La frente de Féndrikov se cubrió de sudor frío. El hombre parpadeó
aceleradamente, e hizo un movimiento de deglución como si se hubiese tragado
la lengua.
-Lo juro por el verdadero Dios, Señoría
-balbuceó-. Hasta el padre arcipreste lo puede confirmar... Llevo veintiún
años de servicio y ahora eso, que... Rogaré a Dios toda la vida...
-Está bien, dejemos la geografía. ¿Qué ha
preparado usted de aritmética?
-Tampoco he
aprendido la aritmética con mucha precisión... Hasta el padre arcipreste puede
confirmar... Rogaré a Dios toda la vida... Vengo estudiando desde la fiesta de la Intercesión de la Santa Virgen ;
estudio... y no me entra nada... He envejecido ya para los estudios.... Sea
bondadoso, Señoría, toda la vida le tendré presente en mis oraciones.
Las lágrimas quedaron prendidas en las pestañas de Féndrikov.
-He servido
con honradez y sin tacha... Comulgo todos los años... Hasta el padre arcipreste
lo puede confirmar... Sea magnánimo, Señoría.
-¿No ha preparado nada?
-Lo he preparado todo, pero no recuerdo nada...
Pronto
cumpliré los sesenta, Señoría, ¿cómo van a entrarme las ciencias en la cabeza? ¡Hágame la merced!
-Y pensar que
ya se ha encargado la gorra con escarapela... -comentó el arcipreste
Zmiezhálov sonriéndose.
-Está bien, ¡retírese! -dijo el inspector.
Media hora
más tarde, Féndrikov iba, triunfador, con los maestros a tomar el té en la
posada de Kutjin.
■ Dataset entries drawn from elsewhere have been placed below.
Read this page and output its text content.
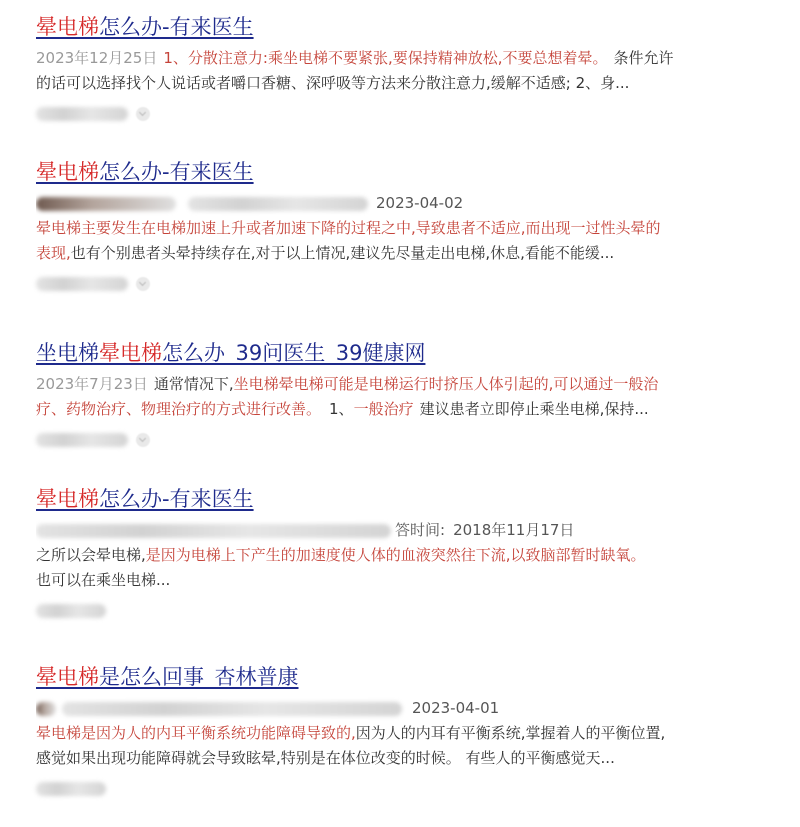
晕电梯怎么办-有来医生
2023年12月25日 1、分散注意力:乘坐电梯不要紧张,要保持精神放松,不要总想着晕。 条件允许
的话可以选择找个人说话或者嚼口香糖、深呼吸等方法来分散注意力,缓解不适感; 2、身...
晕电梯怎么办-有来医生
2023-04-02
晕电梯主要发生在电梯加速上升或者加速下降的过程之中,导致患者不适应,而出现一过性头晕的
表现,也有个别患者头晕持续存在,对于以上情况,建议先尽量走出电梯,休息,看能不能缓...
坐电梯晕电梯怎么办_39问医生_39健康网
2023年7月23日 通常情况下,坐电梯晕电梯可能是电梯运行时挤压人体引起的,可以通过一般治
疗、药物治疗、物理治疗的方式进行改善。 1、一般治疗 建议患者立即停止乘坐电梯,保持...
晕电梯怎么办-有来医生
答时间: 2018年11月17日
之所以会晕电梯,是因为电梯上下产生的加速度使人体的血液突然往下流,以致脑部暂时缺氧。
也可以在乘坐电梯...
晕电梯是怎么回事_杏林普康
2023-04-01
晕电梯是因为人的内耳平衡系统功能障碍导致的,因为人的内耳有平衡系统,掌握着人的平衡位置,
感觉如果出现功能障碍就会导致眩晕,特别是在体位改变的时候。 有些人的平衡感觉天...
Tenía radiante la cara, le brillaba la felicidad en los ojos,
mas el hecho de que a cada momento se rascara el pescuezo demostraba que se
sentía atormentado por alguna idea.
-¡Qué
lástima! -balbuceó-. ¡Qué tontería la que he hecho, Señor mío!
-¿A qué se refiere
usted? -preguntó Pivomiódov.
-¿De qué me
ha servido estudiar la estereometría si no figura en el programa? Un mes entero
estuve peleando con ella, ¡la condenada! ¡Qué lástima!